Danielle, though, stayed with him. Those years as an adjunct in New Jersey had been tricky. First of all, finding housing in the reach of mere mortals was difficult. Thankfully Danielle had been smart enough to major in chemistry and the pharmaceutical giants rewarded their own. To contribute to their joint bank account, Terah had to do a bit of driving. Adjunct professors were only allowed two courses per semester, otherwise they’d qualify for benefits—something that had to be avoided at all costs. You didn’t want people thinking there were actual professorships available. Two courses at Rutgers, another two at Montclair State, and two more at TCNJ meant he earned less than a janitor at any of them, but they did okay with Danielle’s salary.

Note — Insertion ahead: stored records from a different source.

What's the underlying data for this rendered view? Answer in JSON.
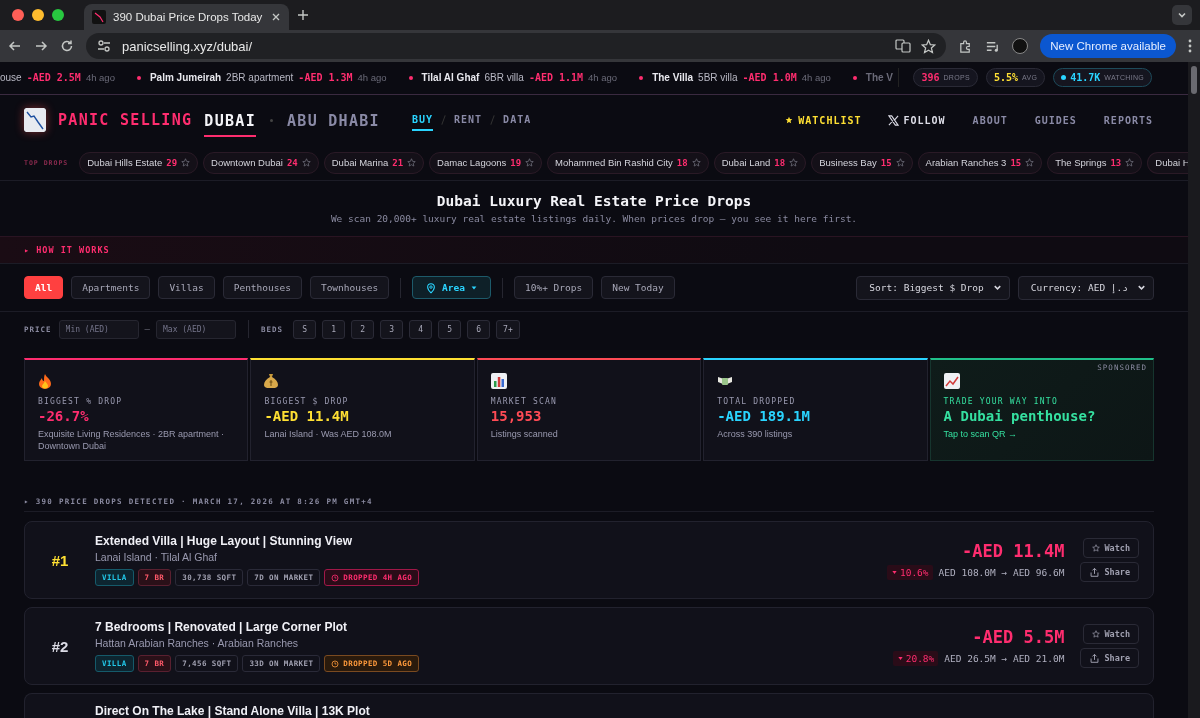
{
  "browser": {
    "tab_title": "390 Dubai Price Drops Today",
    "url": "panicselling.xyz/dubai/",
    "update_button": "New Chrome available"
  },
  "ticker": {
    "items": [
      {
        "type": "ouse",
        "drop": "-AED 2.5M",
        "time": "4h ago"
      },
      {
        "place": "Palm Jumeirah",
        "type": "2BR apartment",
        "drop": "-AED 1.3M",
        "time": "4h ago"
      },
      {
        "place": "Tilal Al Ghaf",
        "type": "6BR villa",
        "drop": "-AED 1.1M",
        "time": "4h ago"
      },
      {
        "place": "The Villa",
        "type": "5BR villa",
        "drop": "-AED 1.0M",
        "time": "4h ago"
      },
      {
        "place": "The V"
      }
    ],
    "stats": [
      {
        "value": "396",
        "label": "DROPS",
        "color": "#ff2d6f",
        "live": false
      },
      {
        "value": "5.5%",
        "label": "AVG",
        "color": "#ffe033",
        "live": false
      },
      {
        "value": "41.7K",
        "label": "WATCHING",
        "color": "#2ad4ff",
        "live": true
      }
    ]
  },
  "header": {
    "brand": "PANIC SELLING",
    "cities": [
      {
        "label": "DUBAI",
        "selected": true
      },
      {
        "label": "ABU DHABI",
        "selected": false
      }
    ],
    "modes": [
      {
        "label": "BUY",
        "selected": true
      },
      {
        "label": "RENT",
        "selected": false
      },
      {
        "label": "DATA",
        "selected": false
      }
    ],
    "nav": [
      {
        "label": "WATCHLIST",
        "kind": "watchlist"
      },
      {
        "label": "FOLLOW",
        "kind": "follow"
      },
      {
        "label": "ABOUT",
        "kind": "link"
      },
      {
        "label": "GUIDES",
        "kind": "link"
      },
      {
        "label": "REPORTS",
        "kind": "link"
      }
    ]
  },
  "top_drops": {
    "label": "TOP DROPS",
    "chips": [
      {
        "name": "Dubai Hills Estate",
        "count": "29"
      },
      {
        "name": "Downtown Dubai",
        "count": "24"
      },
      {
        "name": "Dubai Marina",
        "count": "21"
      },
      {
        "name": "Damac Lagoons",
        "count": "19"
      },
      {
        "name": "Mohammed Bin Rashid City",
        "count": "18"
      },
      {
        "name": "Dubai Land",
        "count": "18"
      },
      {
        "name": "Business Bay",
        "count": "15"
      },
      {
        "name": "Arabian Ranches 3",
        "count": "15"
      },
      {
        "name": "The Springs",
        "count": "13"
      },
      {
        "name": "Dubai H"
      }
    ]
  },
  "hero": {
    "title": "Dubai Luxury Real Estate Price Drops",
    "subtitle": "We scan 20,000+ luxury real estate listings daily. When prices drop — you see it here first."
  },
  "how_it_works": "▸ HOW IT WORKS",
  "filters": {
    "types": [
      {
        "label": "All",
        "selected": true
      },
      {
        "label": "Apartments",
        "selected": false
      },
      {
        "label": "Villas",
        "selected": false
      },
      {
        "label": "Penthouses",
        "selected": false
      },
      {
        "label": "Townhouses",
        "selected": false
      }
    ],
    "area": "Area",
    "quick": [
      {
        "label": "10%+ Drops",
        "selected": false
      },
      {
        "label": "New Today",
        "selected": false
      }
    ],
    "sort": "Sort: Biggest $ Drop",
    "currency": "Currency: AED د.إ"
  },
  "price_filter": {
    "label": "PRICE",
    "min_placeholder": "Min (AED)",
    "separator": "–",
    "max_placeholder": "Max (AED)"
  },
  "beds_filter": {
    "label": "BEDS",
    "options": [
      {
        "label": "S",
        "selected": false
      },
      {
        "label": "1",
        "selected": false
      },
      {
        "label": "2",
        "selected": false
      },
      {
        "label": "3",
        "selected": false
      },
      {
        "label": "4",
        "selected": false
      },
      {
        "label": "5",
        "selected": false
      },
      {
        "label": "6",
        "selected": false
      },
      {
        "label": "7+",
        "selected": false
      }
    ]
  },
  "stats": [
    {
      "kind": "percent_drop",
      "label": "BIGGEST % DROP",
      "value": "-26.7%",
      "note": "Exquisite Living Residences · 2BR apartment · Downtown Dubai",
      "color": "#ff2d6f"
    },
    {
      "kind": "amount_drop",
      "label": "BIGGEST $ DROP",
      "value": "-AED 11.4M",
      "note": "Lanai Island · Was AED 108.0M",
      "color": "#ffe033"
    },
    {
      "kind": "scan",
      "label": "MARKET SCAN",
      "value": "15,953",
      "note": "Listings scanned",
      "color": "#ff4b55"
    },
    {
      "kind": "total",
      "label": "TOTAL DROPPED",
      "value": "-AED 189.1M",
      "note": "Across 390 listings",
      "color": "#2ad4ff"
    }
  ],
  "sponsored": {
    "badge": "SPONSORED",
    "label": "TRADE YOUR WAY INTO",
    "title": "A Dubai penthouse?",
    "note": "Tap to scan QR →"
  },
  "results": {
    "summary": "▸ 390 PRICE DROPS DETECTED · MARCH 17, 2026 AT 8:26 PM GMT+4"
  },
  "listings": [
    {
      "rank": "#1",
      "highlight": true,
      "title": "Extended Villa | Huge Layout | Stunning View",
      "location": "Lanai Island · Tilal Al Ghaf",
      "tags": [
        {
          "text": "VILLA",
          "kind": "type"
        },
        {
          "text": "7 BR",
          "kind": "beds"
        },
        {
          "text": "30,738 SQFT",
          "kind": "plain"
        },
        {
          "text": "7D ON MARKET",
          "kind": "plain"
        },
        {
          "text": "DROPPED 4H AGO",
          "kind": "recent"
        }
      ],
      "drop": "-AED 11.4M",
      "percent": "10.6%",
      "prices": "AED 108.0M → AED 96.6M",
      "watch": "Watch",
      "share": "Share"
    },
    {
      "rank": "#2",
      "highlight": false,
      "title": "7 Bedrooms | Renovated | Large Corner Plot",
      "location": "Hattan Arabian Ranches · Arabian Ranches",
      "tags": [
        {
          "text": "VILLA",
          "kind": "type"
        },
        {
          "text": "7 BR",
          "kind": "beds"
        },
        {
          "text": "7,456 SQFT",
          "kind": "plain"
        },
        {
          "text": "33D ON MARKET",
          "kind": "plain"
        },
        {
          "text": "DROPPED 5D AGO",
          "kind": "older"
        }
      ],
      "drop": "-AED 5.5M",
      "percent": "20.8%",
      "prices": "AED 26.5M → AED 21.0M",
      "watch": "Watch",
      "share": "Share"
    },
    {
      "title": "Direct On The Lake | Stand Alone Villa | 13K Plot"
    }
  ]
}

That’s why it made no sense to accuse him of murder. Academics were naive, but even they understood the danger of sawing branches on the trunk side of the tree from where you sat.
In retrospect, he should probably have stayed and reported it. They didn’t teach you how to handle such things in grad school. And emotions still worked, even with the rational left hemisphere thrumming as it outgrew the creative right. He’d simply panicked. Like all frightened animals, he fled.
His logic worked like this: as a professional he was totally obscure. Nobody knew his name or his work. How would anyone be able to find such a cipher if he were on the run? If they couldn’t find him settled, then mobile he’d vanish. It was only after he set out on foot—cars were too easily traced—that he’d reasoned it out. Although he’d published, nobody really had any interest in his specific research areas. They were too busy in their own esoteric subjects. Now that there was a body on the floor, however, suddenly Terah Economy was “a person of interest.” A twenty-first century Herostratus. Someone who’d do anything for his fifteen seconds. And since he knew Herostratus’ name, it must’ve worked in his case. Maybe he’d done it after all.
The gloomy weather had played with his mind sufficiently to cast a villain’s cape before the face of any possible reality. Hunger gnawed at him the way it always did between dumpsters behind civilized shopping plazas that housed fast-food venders. He felt lightheaded, out of touch with the dwindling certainties of New Jersey. That’s why he doubted it when he saw a castle through the naked trees on the Pennsylvania side of the Delaware.